This article is from: srnnews.com
SYDNEY, June 5 (Reuters) – Australia’s AirTrunk said on Friday it would invest $30 billion in India within the next four years to build out 5 gigawatts of new data centre capacity in the South Asian nation.
Sydney-headquartered AirTrunk, backed by Blackstone and Canadian Pension Plan Investment Board (CPPIB) entered the Indian market in April with its purchase of Lumina CloudInfra.
The firm’s Indian development pipeline includes 600 megawatts of capacity projects in the key cities of Mumbai, Chennai and Hyderabad but the range will be increased with the new investment.

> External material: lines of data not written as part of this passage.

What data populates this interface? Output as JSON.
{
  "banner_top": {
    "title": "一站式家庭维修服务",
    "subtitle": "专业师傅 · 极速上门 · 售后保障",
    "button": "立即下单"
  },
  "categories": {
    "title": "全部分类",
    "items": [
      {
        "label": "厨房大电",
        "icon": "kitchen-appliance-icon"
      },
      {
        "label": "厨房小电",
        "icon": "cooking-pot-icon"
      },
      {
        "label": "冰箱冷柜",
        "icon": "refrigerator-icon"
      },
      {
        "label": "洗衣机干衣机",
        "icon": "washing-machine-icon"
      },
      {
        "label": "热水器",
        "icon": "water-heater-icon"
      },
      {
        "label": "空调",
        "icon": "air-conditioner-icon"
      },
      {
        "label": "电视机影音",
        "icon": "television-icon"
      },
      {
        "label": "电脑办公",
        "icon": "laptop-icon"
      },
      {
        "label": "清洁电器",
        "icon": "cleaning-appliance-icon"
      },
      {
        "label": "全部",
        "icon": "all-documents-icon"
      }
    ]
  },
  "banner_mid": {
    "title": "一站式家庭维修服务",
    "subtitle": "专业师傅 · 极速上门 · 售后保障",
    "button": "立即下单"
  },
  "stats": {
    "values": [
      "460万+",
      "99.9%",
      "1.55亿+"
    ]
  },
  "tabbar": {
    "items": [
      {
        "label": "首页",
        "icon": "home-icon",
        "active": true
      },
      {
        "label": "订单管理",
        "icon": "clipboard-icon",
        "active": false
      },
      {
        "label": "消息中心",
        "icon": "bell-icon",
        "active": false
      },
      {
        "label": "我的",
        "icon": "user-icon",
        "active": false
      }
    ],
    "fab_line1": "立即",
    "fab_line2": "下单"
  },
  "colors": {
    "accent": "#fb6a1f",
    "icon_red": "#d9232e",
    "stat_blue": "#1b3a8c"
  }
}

Chief Executive Robin Khuda, who met Prime Minister Narendra Modi on Friday, said India was now considered one of the Australian company’s most significant long-term investment destinations.
“One of the strongest messages we took away from this week was a genuine sense of urgency. There is a recognition that AI investment is a global race and that capital will flow to places that are prepared to compete for it,” Khuda said.
“Every market has strengths and challenges. What investors consistently look for is certainty, coordination and speed.”
India is becoming a global hotspot for AI development by offering tax breaks for foreign firms operating from domestic data centres.
Its biggest conglomerates are also stepping up a push into AI and data infrastructure, with Reliance and Adani committing about $110 billion and $100 billion, respectively, in February.